Blink’s integration with Microsoft Sentinel, available through the Sentinel Content Hub, enables triggering workflows directly from Sentinel incidents / alerts. This allows organizations to respond to threats faster, reduce manual effort, and streamline their security operations with Blink’s no-code automation platform.
In Microsoft Sentinel, use the left-hand menu to go to Content management > Content hub. Search for Blink in the search bar, select the displayed solution, and click Install.
After the solution has been installed, click Manage.
Select the Playbook you want to add and click Configuration.
The following steps show how to create the Sentinel Incident Handler playbook. The same process applies to the Sentinel Alert Handler as well.
Click Create Playbook.
Insert Subscription and Resource group. Choose a name and click Next: Connections.
Choose a Microsoft Sentinel connection. Click Next: Review and create.
Click Create playbook
In the playbook designer, click Parameters.
Configure the Blink-Webhook-Full-URL parameter. Change the Default value to the Webhook Full URL you copied earlier from Blink.

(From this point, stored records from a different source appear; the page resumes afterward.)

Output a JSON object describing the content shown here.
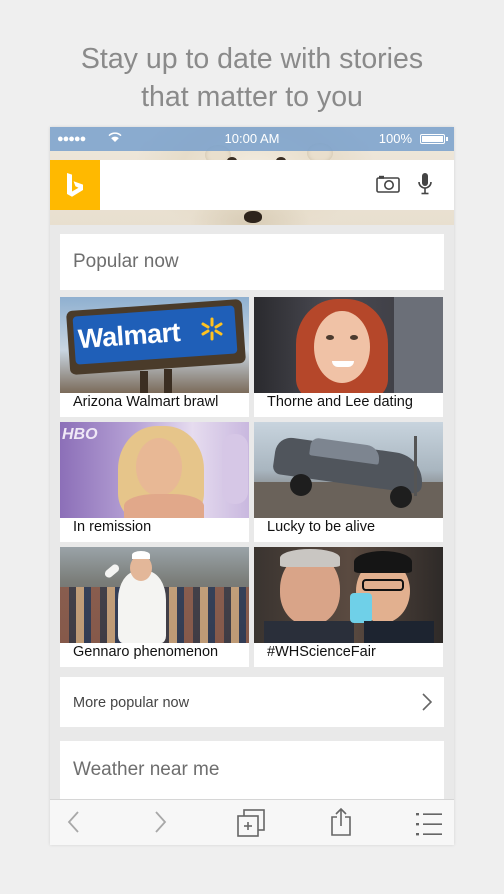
{
  "headline": {
    "line1": "Stay up to date with stories",
    "line2": "that matter to you"
  },
  "status_bar": {
    "signal": "●●●●●",
    "time": "10:00 AM",
    "battery_percent": "100%",
    "battery_level": 1.0
  },
  "search": {
    "logo": "b",
    "icons": [
      "camera-icon",
      "microphone-icon"
    ]
  },
  "popular": {
    "title": "Popular now",
    "tiles": [
      {
        "caption": "Arizona Walmart brawl",
        "sign_text": "Walmart"
      },
      {
        "caption": "Thorne and Lee dating"
      },
      {
        "caption": "In remission",
        "bg_text": "HBO"
      },
      {
        "caption": "Lucky to be alive"
      },
      {
        "caption": "Gennaro phenomenon"
      },
      {
        "caption": "#WHScienceFair"
      }
    ],
    "more_label": "More popular now"
  },
  "weather": {
    "title": "Weather near me"
  },
  "toolbar": {
    "items": [
      "back-icon",
      "forward-icon",
      "tabs-icon",
      "share-icon",
      "menu-icon"
    ]
  },
  "colors": {
    "brand": "#ffb900",
    "status_bar": "#78a0cd",
    "background": "#efefef"
  }
}
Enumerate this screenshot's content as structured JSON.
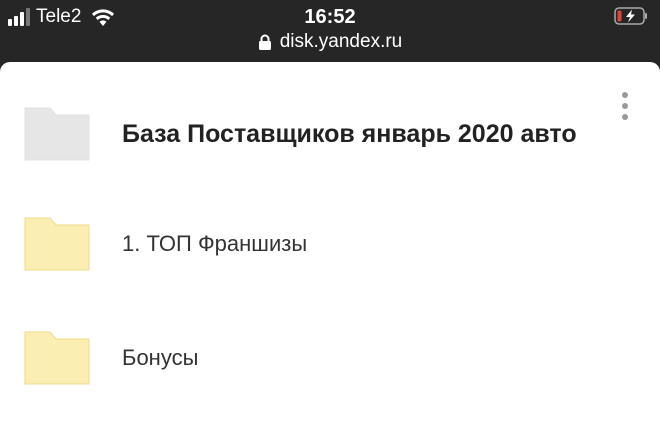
{
  "status_bar": {
    "carrier": "Tele2",
    "time": "16:52",
    "url": "disk.yandex.ru",
    "icons": [
      "signal-icon",
      "wifi-icon",
      "lock-icon",
      "battery-charging-icon"
    ]
  },
  "files": [
    {
      "name": "База Поставщиков январь 2020 авто",
      "type": "folder",
      "color": "#e6e6e6",
      "highlighted": true
    },
    {
      "name": "1. ТОП Франшизы",
      "type": "folder",
      "color": "#fbeeb2",
      "highlighted": false
    },
    {
      "name": "Бонусы",
      "type": "folder",
      "color": "#fbeeb2",
      "highlighted": false
    }
  ],
  "menu": {
    "icon": "more-vertical-icon"
  }
}
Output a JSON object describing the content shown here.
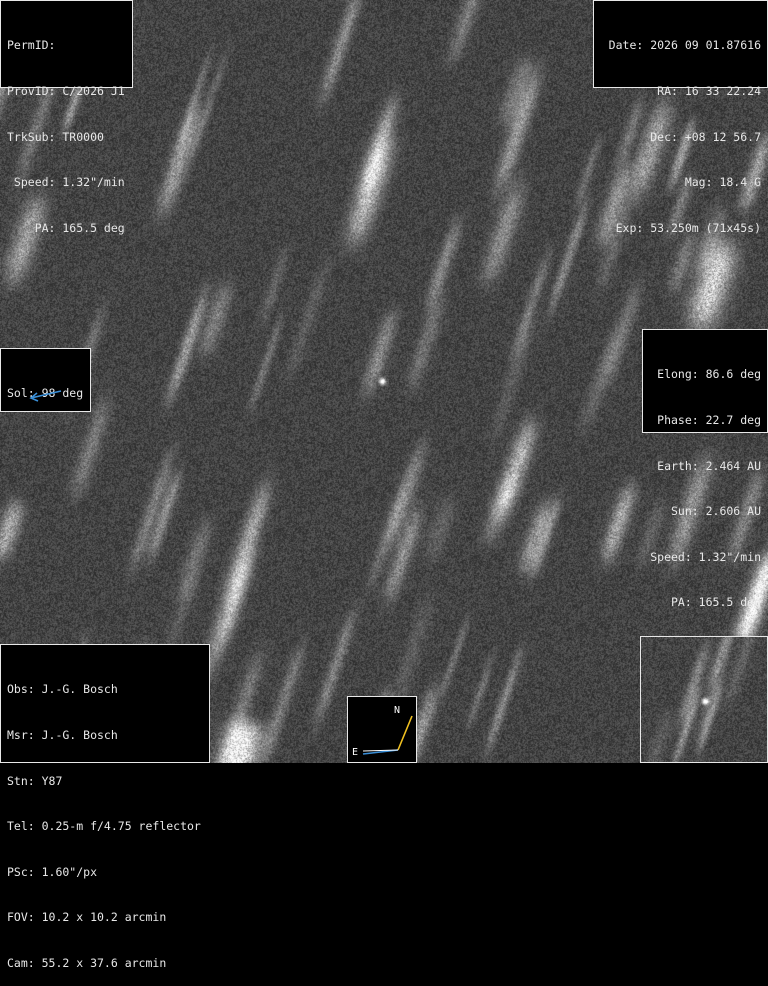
{
  "header_left": {
    "lines": [
      "PermID:",
      "ProvID: C/2026 J1",
      "TrkSub: TR0000",
      " Speed: 1.32\"/min",
      "    PA: 165.5 deg"
    ]
  },
  "header_right": {
    "lines": [
      "Date: 2026 09 01.87616",
      "RA: 16 33 22.24",
      "Dec: +08 12 56.7",
      "Mag: 18.4 G",
      "Exp: 53.250m (71x45s)"
    ]
  },
  "solar": {
    "label": "Sol: 98 deg",
    "arrow_color": "#3a8fd8"
  },
  "geometry": {
    "lines": [
      "Elong: 86.6 deg",
      "Phase: 22.7 deg",
      "Earth: 2.464 AU",
      "Sun: 2.606 AU",
      "Speed: 1.32\"/min",
      "PA: 165.5 deg"
    ]
  },
  "observer": {
    "lines": [
      "Obs: J.-G. Bosch",
      "Msr: J.-G. Bosch",
      "Stn: Y87",
      "Tel: 0.25-m f/4.75 reflector",
      "PSc: 1.60\"/px",
      "FOV: 10.2 x 10.2 arcmin",
      "Cam: 55.2 x 37.6 arcmin"
    ]
  },
  "compass": {
    "north_label": "N",
    "east_label": "E",
    "north_color": "#f0c020",
    "east_color": "#3a8fd8"
  },
  "colors": {
    "panel_border": "#e8e8e8",
    "panel_text": "#e8e8e8",
    "background": "#000000"
  }
}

Close the parameters configuration window and Click Save.
Next, we will create an automation rule that will trigger the workflow whenever an incident is created. Keep in mind that you can also create rules for new alerts.
In Microsoft Sentinel, use the left-hand menu to go to Configuration > Automation. Click Create > Automation Rule.
Configure the new rule:
Choose an informative rule name.
Choose the trigger type When incident is created (Other available options: When incident is updated / When alert is created).
Set Actions to Run playbook, and select the sentinel incident handler playbook.
Optional: set rule expiration date.
Click Apply.
After completing all the steps, Microsoft Sentinel incidents will automatically trigger your workflow in Blink.